Here we need to configure the duration of the simulation:1. Click on the Configure / Run Simulation button.2. Set the duration to be 2.0 minutes.
Task 2:
Creating network using Star topology:
1. Start Riverbed Modeler Academic Edition ⇒ Choose New from the File menu.2. Select Project ⇒ Click OK ⇒ Name the project <your initials>_Ethernet, and the
scenario Coax_2 ⇒ Make sure that the Use Startup Wizard is checked ⇒ Click OK.3. In the Rapid Configuration dialog box, set the following six values: Center Node Mod=
ethernet16_hub, Periphery Node Model = Ethernet station, Link Model = 10BaseT, Number =16, Y=50, and Radius = 42 Click OK.
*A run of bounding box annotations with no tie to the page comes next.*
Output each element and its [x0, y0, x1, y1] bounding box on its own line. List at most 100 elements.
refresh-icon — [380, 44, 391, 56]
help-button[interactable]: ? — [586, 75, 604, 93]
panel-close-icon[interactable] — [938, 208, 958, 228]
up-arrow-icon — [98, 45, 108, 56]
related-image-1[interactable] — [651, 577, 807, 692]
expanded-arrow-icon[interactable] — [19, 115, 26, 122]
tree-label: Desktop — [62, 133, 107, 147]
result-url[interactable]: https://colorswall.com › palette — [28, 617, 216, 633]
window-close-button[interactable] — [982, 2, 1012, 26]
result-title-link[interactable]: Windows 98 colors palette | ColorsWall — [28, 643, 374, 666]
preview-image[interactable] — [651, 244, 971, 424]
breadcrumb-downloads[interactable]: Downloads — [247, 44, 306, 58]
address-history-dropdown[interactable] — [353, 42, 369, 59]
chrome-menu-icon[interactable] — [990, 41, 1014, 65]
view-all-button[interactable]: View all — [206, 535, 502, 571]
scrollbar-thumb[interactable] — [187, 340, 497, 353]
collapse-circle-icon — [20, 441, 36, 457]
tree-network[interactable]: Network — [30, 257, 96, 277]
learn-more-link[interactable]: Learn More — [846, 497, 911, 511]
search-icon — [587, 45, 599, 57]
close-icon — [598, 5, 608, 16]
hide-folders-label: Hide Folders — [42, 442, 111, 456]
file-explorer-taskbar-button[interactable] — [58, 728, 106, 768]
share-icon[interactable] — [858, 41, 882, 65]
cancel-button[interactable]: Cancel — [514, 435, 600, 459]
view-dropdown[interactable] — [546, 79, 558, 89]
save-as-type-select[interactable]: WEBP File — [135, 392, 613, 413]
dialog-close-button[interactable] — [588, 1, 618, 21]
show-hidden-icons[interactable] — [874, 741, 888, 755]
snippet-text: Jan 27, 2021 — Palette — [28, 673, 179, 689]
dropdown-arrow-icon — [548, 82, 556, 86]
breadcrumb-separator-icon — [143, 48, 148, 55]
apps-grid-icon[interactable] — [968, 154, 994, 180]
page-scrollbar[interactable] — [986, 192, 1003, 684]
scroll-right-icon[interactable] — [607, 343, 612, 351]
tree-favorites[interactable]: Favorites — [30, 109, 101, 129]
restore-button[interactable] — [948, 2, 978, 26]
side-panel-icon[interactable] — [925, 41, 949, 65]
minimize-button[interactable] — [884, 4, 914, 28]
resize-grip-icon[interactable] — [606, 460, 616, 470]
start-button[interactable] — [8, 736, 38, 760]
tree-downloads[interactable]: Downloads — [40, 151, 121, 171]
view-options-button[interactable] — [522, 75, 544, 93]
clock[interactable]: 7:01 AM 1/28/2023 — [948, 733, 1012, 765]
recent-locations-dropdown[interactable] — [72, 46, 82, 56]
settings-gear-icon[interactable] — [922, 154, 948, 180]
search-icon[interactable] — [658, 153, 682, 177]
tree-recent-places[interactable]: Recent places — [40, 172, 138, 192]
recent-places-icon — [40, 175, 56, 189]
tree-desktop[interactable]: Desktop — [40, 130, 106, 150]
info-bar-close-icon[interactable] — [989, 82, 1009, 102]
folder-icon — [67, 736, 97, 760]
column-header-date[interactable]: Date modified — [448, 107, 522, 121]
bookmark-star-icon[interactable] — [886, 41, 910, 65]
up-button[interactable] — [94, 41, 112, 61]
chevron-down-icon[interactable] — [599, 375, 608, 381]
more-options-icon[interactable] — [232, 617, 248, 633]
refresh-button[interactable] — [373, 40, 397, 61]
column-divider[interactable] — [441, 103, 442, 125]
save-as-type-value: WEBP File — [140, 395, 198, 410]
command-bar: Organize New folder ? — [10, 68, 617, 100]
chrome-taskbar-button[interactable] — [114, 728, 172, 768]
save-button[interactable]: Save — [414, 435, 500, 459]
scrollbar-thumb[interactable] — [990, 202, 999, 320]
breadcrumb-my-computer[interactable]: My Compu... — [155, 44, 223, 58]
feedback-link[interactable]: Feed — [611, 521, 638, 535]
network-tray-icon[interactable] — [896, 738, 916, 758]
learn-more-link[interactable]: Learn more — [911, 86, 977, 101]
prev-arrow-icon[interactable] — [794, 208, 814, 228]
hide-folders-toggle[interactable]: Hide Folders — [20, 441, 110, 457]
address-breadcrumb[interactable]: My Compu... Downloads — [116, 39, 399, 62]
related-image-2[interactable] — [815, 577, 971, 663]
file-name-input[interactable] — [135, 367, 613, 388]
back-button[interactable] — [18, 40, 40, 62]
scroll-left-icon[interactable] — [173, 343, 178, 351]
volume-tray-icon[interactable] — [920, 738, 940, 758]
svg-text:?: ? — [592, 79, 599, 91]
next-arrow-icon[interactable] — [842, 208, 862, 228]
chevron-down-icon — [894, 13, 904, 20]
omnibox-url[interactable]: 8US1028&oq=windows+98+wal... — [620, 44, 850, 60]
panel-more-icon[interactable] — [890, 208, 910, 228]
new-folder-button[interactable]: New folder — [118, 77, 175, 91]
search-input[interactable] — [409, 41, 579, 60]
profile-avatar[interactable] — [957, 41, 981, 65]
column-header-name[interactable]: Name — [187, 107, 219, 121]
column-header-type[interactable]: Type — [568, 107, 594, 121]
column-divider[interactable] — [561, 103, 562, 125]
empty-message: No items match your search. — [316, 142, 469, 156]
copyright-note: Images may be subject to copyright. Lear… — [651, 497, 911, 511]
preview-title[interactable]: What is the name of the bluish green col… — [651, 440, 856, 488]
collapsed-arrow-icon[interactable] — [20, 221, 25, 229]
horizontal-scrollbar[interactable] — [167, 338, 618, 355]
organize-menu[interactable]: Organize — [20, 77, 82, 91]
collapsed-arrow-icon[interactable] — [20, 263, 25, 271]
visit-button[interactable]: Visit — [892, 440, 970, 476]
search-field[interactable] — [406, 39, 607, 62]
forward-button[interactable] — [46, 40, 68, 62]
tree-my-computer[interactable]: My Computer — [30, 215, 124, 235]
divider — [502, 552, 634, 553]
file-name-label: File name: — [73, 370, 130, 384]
The 10BaseT link represents an Ethernet connection operating at 10Mbps
To choose the statistics to be collected during the simulation:
10. Right-click anywhere in the project workspace and select Choose Individual Statistics DES from the pop-up menu.
11. In the Choose Results dialog box, choose the following 3 statistics:A. Ethernet Delay – this represents the end-to-end delay of all packets received by all the station.
B. Traffic Received (in packets/Sec) by the traffic sinks across all nodes.
C. Traffic Sent (in packets/sec) by the traffic sources across all nodes
Here we need to configure the duration of the simulation:
1. Click on the Configure / Run Simulation button.2. Set the duration to be 2.0 minutes.
Conclusion:
As we have learnt how to create networks using different topology, we can use the idea to create improved and better network system. This lab also provides us clear concept about the comparison of the topologies.